If you have the time, the only thing left I need help with (if its even possible) is trying to use the "local" time reported back from within the event itself instead of the time column itself. If this isn't possible or its too much work, I just want to say again how much I appreciate all the iterations of this you've created and shared with me.

0 Karma

zonistj
Path Finder

I have two solutions for you. If we stick with the way you were doing it then it could look like this:

| eval weekDay = strftime(_time,"%a") 
| eval HourOfDay = strftime(_time,"%H") 
| where weekDay!="Mon" OR (HourOfDay!="06" AND HourOfDay!="07" AND HourOfDay!="08" AND HourOfDay!="09" AND HourOfDay!="10" AND HourOfDay!="11")
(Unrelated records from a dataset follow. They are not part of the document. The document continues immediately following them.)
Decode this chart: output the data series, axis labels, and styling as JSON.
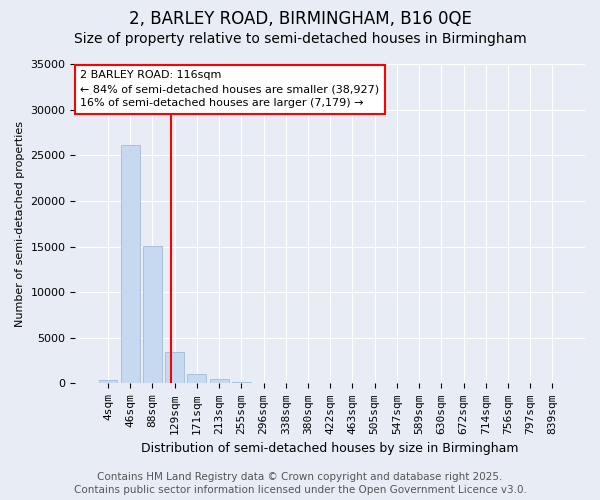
{
  "title": "2, BARLEY ROAD, BIRMINGHAM, B16 0QE",
  "subtitle": "Size of property relative to semi-detached houses in Birmingham",
  "xlabel": "Distribution of semi-detached houses by size in Birmingham",
  "ylabel": "Number of semi-detached properties",
  "categories": [
    "4sqm",
    "46sqm",
    "88sqm",
    "129sqm",
    "171sqm",
    "213sqm",
    "255sqm",
    "296sqm",
    "338sqm",
    "380sqm",
    "422sqm",
    "463sqm",
    "505sqm",
    "547sqm",
    "589sqm",
    "630sqm",
    "672sqm",
    "714sqm",
    "756sqm",
    "797sqm",
    "839sqm"
  ],
  "values": [
    400,
    26100,
    15100,
    3400,
    1050,
    450,
    150,
    50,
    0,
    0,
    0,
    0,
    0,
    0,
    0,
    0,
    0,
    0,
    0,
    0,
    0
  ],
  "bar_color": "#c6d9f0",
  "bar_edge_color": "#a0bcd8",
  "vline_x_index": 2.82,
  "vline_color": "red",
  "annotation_title": "2 BARLEY ROAD: 116sqm",
  "annotation_line1": "← 84% of semi-detached houses are smaller (38,927)",
  "annotation_line2": "16% of semi-detached houses are larger (7,179) →",
  "ylim": [
    0,
    35000
  ],
  "yticks": [
    0,
    5000,
    10000,
    15000,
    20000,
    25000,
    30000,
    35000
  ],
  "background_color": "#e8edf5",
  "plot_bg_color": "#e8edf5",
  "footer1": "Contains HM Land Registry data © Crown copyright and database right 2025.",
  "footer2": "Contains public sector information licensed under the Open Government Licence v3.0.",
  "title_fontsize": 12,
  "subtitle_fontsize": 10,
  "footer_fontsize": 7.5,
  "grid_color": "#ffffff",
  "tick_fontsize": 8,
  "ylabel_fontsize": 8,
  "xlabel_fontsize": 9
}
It's not the prettiest but it works.

Another way to do it is by creating an explicit time range and filtering that out with a where clause:

| eval start_time=strptime("2018/09/24 06:00:00 AM","%Y/%m/%d %H:%M:%S %p") 
| eval end_time=strptime("2018/09/24 11:00:00 AM","%Y/%m/%d %H:%M:%S %p")

| where _time > end_time OR _time < start_time

The downside of this method is that you have to update the date to reflect the latest Monday.

kaniesb
Explorer

Ahh okay I'll stick with:
| where weekDay!="Mon" OR (HourOfDay!="06" AND HourOfDay!="07" AND HourOfDay!="08" AND HourOfDay!="09" AND HourOfDay!="10" AND HourOfDay!="11")

I like that the best for this case so I can set it and forget it.

This is all filtering things from the "Time" column, correct? Will Splunk recognize the date/time im pulling in from my events and let me filter based on that instead of the actual "Time" field(Example shown below)? I ask because of time zones, and not wanting to have to stop monitoring for such large chunks of time. It would be great to be able to just cut out from 4AM to 6:30AM and have it deal with timezones properly.

alt text

I appreciate all your help!

0 Karma

zonistj
Path Finder

Apologies!

It's the way the AND statement is getting processed in the search. One solution is to combine the two fields and filter based on the combined field:

| eval weekDay = strftime(_time,"%a") 
| eval HourOfDay = strftime(_time,"%H") 
| eval date_time_filter = 'weekDay' + "-" + 'HourOfDay'
| where date_time_filter!="Mon-06"

I tested this and it works for me. Let me know if it works for you.